O isolamento social está funcionando na cidade de São Paulo. A curva de propagação da pandemia foi achatada. Mas atenção: debaixo dessa curva tem uma mola, e se a pressão exercida pelo isolamento for retirada antes da hora, quase todo o sacrifício poderá ter sido em vão.
Esse é o alerta de uma simulação feita pelo Observatório Covid-19 BR, um grupo de 50 pesquisadores, de diversas instituições, que monitora a evolução da pandemia e utiliza modelos matemáticos e epidemiológicos para projetar o comportamento dela em diferentes situações.
Um dos cenários modelados pelo grupo é como a pandemia teria evoluído no município de São Paulo se nenhuma medida de contenção tivesse sido implementada contra ela.
“Os dados mostram claramente que, sem as medidas de distanciamento social, o número de casos seria muito maior”, diz ao Jornal da USP o ecólogo Paulo Prado, professor do Instituto de Biociências (IB) da USP e cofundador do Observatório. “O achatamento da curva é uma realidade; está funcionando” — ainda que a taxa de isolamento na cidade esteja abaixo do ideal, completa ele.
Até o último domingo (24 de maio), passados exatamente dois meses desde o início da quarentena, as estatísticas oficiais registravam 45,5 mil casos e 3,5 mil mortes por Covid-19 no município de São Paulo.
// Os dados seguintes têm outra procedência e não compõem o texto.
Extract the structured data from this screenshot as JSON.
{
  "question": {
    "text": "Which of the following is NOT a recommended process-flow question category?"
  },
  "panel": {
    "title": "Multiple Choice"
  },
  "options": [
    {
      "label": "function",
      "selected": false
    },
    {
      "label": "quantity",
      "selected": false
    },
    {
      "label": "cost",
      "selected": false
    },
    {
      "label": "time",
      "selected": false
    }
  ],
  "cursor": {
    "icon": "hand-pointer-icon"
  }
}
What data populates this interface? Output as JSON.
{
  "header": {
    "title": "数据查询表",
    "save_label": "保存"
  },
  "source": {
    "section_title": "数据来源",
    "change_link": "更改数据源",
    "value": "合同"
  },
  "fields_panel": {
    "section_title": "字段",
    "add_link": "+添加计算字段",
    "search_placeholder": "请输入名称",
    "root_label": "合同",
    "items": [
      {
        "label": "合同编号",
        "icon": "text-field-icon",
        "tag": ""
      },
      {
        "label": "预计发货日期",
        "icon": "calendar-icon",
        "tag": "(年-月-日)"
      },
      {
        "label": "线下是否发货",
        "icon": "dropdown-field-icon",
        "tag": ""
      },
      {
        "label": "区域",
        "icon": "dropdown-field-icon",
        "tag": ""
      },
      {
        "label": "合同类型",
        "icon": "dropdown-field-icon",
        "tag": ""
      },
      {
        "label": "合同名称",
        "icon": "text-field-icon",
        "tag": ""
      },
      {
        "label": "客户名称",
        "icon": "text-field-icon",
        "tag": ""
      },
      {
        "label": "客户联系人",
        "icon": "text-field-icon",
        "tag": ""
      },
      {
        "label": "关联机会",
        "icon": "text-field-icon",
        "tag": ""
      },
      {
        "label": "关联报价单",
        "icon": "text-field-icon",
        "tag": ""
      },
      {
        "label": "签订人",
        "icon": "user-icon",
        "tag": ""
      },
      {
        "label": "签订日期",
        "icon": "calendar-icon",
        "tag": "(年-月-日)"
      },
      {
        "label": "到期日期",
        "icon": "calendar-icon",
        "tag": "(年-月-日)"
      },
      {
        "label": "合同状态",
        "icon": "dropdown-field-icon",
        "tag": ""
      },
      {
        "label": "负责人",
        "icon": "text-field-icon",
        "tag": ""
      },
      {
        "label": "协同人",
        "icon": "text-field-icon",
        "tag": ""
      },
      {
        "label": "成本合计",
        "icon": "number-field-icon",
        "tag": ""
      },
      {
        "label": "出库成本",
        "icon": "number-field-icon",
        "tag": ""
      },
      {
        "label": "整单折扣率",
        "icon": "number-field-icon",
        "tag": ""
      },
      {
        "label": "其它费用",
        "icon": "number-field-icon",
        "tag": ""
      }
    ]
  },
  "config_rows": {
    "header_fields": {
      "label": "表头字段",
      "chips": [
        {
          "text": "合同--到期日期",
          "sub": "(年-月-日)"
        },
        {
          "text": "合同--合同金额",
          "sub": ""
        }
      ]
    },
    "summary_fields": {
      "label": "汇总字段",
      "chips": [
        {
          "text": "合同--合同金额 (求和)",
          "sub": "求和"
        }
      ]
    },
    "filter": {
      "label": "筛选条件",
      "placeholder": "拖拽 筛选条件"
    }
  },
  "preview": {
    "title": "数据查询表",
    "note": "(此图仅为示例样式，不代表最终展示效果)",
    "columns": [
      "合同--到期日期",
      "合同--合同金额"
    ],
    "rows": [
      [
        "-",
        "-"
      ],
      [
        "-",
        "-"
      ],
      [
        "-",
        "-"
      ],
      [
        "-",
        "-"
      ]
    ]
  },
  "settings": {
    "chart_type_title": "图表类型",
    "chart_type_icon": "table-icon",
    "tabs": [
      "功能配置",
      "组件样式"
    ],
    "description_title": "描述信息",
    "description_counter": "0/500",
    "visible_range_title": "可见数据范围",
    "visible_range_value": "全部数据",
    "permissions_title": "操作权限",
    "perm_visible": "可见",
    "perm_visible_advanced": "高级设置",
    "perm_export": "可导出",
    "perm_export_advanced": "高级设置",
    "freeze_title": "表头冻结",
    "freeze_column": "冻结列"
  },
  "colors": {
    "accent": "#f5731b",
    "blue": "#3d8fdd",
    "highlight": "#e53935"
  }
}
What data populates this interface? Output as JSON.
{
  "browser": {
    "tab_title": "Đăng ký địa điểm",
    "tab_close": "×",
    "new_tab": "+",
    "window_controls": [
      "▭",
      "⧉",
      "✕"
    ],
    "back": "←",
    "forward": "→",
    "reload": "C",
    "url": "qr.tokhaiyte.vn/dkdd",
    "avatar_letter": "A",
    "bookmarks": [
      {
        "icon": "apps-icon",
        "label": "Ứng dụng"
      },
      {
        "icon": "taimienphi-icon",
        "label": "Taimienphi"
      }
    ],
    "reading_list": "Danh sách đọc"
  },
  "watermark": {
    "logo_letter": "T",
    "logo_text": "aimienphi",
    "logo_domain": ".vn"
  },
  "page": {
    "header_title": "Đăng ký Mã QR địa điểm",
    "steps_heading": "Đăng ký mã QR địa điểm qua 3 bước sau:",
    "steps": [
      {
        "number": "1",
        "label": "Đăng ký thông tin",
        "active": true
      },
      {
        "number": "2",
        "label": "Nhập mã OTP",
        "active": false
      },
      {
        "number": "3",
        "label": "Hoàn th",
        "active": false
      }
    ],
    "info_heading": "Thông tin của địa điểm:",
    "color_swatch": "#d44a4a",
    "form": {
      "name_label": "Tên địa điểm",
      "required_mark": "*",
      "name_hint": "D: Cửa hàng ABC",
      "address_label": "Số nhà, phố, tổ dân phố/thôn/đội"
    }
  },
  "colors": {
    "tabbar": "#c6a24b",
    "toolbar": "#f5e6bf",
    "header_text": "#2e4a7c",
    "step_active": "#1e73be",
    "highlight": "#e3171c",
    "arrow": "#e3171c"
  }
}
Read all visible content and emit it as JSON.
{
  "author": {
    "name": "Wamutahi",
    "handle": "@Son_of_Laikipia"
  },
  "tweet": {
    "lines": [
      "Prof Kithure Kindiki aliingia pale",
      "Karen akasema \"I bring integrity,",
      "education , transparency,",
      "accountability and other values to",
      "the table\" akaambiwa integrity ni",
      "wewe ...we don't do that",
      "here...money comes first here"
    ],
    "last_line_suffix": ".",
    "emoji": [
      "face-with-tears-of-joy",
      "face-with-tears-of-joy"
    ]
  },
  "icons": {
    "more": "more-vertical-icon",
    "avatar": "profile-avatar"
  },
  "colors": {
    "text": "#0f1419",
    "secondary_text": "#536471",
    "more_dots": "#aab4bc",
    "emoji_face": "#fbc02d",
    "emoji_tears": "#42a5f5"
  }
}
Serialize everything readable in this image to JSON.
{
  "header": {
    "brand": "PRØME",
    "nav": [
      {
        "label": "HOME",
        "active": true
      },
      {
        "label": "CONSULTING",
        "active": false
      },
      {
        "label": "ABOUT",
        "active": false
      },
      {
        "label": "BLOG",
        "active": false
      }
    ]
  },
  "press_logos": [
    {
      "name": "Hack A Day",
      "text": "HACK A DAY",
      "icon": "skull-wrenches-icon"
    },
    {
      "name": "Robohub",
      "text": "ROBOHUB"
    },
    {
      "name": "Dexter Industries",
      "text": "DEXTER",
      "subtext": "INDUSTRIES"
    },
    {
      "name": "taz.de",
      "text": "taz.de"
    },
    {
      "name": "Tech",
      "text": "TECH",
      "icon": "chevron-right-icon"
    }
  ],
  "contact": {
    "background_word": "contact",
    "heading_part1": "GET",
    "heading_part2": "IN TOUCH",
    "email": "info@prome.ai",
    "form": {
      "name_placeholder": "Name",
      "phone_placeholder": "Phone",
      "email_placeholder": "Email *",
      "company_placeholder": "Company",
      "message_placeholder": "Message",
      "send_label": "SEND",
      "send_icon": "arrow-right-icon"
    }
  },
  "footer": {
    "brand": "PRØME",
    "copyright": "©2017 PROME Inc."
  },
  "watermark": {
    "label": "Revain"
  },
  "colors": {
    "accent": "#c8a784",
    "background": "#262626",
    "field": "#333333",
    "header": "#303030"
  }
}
Num cenário hipotético de propagação “selvagem” (irrestrita) do vírus, porém, esses números já poderiam estar na casa de 500 mil casos reportados e 150 mil mortos, segundo o Observatório.
Os pesquisadores ressaltam que o objetivo da modelagem não é gerar prazos nem números exatos, mas simular como a pandemia tenderia a se comportar em diferentes cenários; e então comparar esses cenários hipotéticos para orientar a tomada real de decisões pelo poder público. Os números dos gráficos, portanto, devem ser interpretados mais do ponto de vista qualitativo do que quantitativo — ou seja, mais como ordens de grandeza e tendências do que valores ou resultados absolutos.
“Milhares de vidas foram salvas pelo isolamento; isso fica claro”, diz o pesquisador Roberto Kraenkel, do Instituto de Física Teórica (IFT) da Universidade Estadual Paulista (Unesp), cocriador do Observatório, ao lado de Prado e Renato Coutinho, do Centro de Matemática, Computação e Cognição (CMMC) da Universidade Federal do ABC.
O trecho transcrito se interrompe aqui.